I live on coffee and turkey sandwiches. My lady only eats pizza and cake. All we need is a toaster oven, a knife and two forks. I don't even have a regular oven in my kitchen. Who has time for cooking with all this blog bullshit to do?
We do have a garden with eggplants, pumpkins, tomatoes, artichokes, green beans, swiss chard, chives, zucchini, cilantro, peppers, and pineapple. All still producing at this late date thanks to the great weather this fall. I don't cook any of it. I eat it right off the vine like a proper neanderthal man. Stay close to your roots.
ripic is also entirely correct that the only way to eat healthy is to cook yourself with fresh ingredients every day.
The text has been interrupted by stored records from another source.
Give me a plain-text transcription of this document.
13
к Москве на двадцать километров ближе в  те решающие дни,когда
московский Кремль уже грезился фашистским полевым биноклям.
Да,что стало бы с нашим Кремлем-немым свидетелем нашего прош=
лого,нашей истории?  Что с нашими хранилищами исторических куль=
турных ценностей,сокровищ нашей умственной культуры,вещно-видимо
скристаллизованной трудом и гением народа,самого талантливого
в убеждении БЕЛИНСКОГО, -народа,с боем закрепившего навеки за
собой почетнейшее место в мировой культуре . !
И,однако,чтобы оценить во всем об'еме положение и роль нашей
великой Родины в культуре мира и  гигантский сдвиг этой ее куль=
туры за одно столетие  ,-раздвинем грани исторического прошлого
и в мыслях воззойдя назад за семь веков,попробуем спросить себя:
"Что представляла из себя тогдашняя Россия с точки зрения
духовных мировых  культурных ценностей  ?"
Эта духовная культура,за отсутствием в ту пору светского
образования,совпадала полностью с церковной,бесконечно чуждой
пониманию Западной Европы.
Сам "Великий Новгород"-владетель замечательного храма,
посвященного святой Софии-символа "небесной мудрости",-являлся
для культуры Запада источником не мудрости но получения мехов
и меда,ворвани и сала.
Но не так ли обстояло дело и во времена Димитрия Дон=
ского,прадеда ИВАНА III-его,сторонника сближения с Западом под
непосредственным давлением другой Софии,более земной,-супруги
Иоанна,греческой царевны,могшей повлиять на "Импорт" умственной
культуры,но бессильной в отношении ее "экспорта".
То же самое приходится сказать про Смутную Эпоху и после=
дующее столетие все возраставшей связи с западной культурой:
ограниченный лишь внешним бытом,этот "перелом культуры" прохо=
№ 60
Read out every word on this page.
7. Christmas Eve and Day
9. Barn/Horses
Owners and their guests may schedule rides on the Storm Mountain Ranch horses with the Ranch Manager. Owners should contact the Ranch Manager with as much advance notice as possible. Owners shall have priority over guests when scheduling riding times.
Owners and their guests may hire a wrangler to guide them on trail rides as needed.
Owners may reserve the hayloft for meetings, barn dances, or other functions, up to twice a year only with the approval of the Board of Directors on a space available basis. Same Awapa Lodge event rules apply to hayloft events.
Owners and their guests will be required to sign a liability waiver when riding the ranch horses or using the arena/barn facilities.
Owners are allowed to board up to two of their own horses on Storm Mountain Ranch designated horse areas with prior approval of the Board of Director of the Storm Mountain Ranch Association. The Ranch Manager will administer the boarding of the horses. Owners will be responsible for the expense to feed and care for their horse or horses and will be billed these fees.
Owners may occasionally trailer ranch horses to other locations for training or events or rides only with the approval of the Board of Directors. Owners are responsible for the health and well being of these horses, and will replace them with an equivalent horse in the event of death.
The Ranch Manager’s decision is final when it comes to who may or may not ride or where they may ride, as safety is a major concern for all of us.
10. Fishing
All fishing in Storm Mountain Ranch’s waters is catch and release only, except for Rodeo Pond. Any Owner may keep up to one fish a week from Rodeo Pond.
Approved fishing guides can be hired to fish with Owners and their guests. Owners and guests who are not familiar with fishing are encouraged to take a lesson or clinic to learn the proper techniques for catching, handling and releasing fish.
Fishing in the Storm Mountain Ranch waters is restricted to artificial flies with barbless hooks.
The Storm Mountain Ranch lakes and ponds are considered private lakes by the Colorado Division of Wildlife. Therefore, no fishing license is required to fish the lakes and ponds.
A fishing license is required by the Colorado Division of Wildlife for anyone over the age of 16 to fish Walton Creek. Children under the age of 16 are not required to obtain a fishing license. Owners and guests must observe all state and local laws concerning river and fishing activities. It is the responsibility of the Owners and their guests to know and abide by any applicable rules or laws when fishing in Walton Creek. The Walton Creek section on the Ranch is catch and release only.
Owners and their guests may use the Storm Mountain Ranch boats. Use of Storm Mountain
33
When you eat out they just put way too much salt and other unnecessary chemicals like MSG to make it taste great but kill you quicker.
You are a lying sack of shit bags. I bet you cook all the time. You grill those delicious veggies and some meat like any self respecting American.
Cut the crap.
I think we forget how much work there is in running a house.
Women got old before their time as late as the 40s.
How something like sewing by hand (especially by candlelight or a kerosene lamp) can kill your eyesight or washing clothes in a tub with a scrubbing board was murder on your back.
Like the Greens and their desire to have us, but not them, live in the 18th century, the feminuts can bitch all they want, but, without all that sexist engineering, women would still be in the home doing the stuff necessary to survive.
I do have a grill, but that's not cooking. That's just playing with my two favorite things fire and meat.
Sometimes I'll get an order of MSG delivered.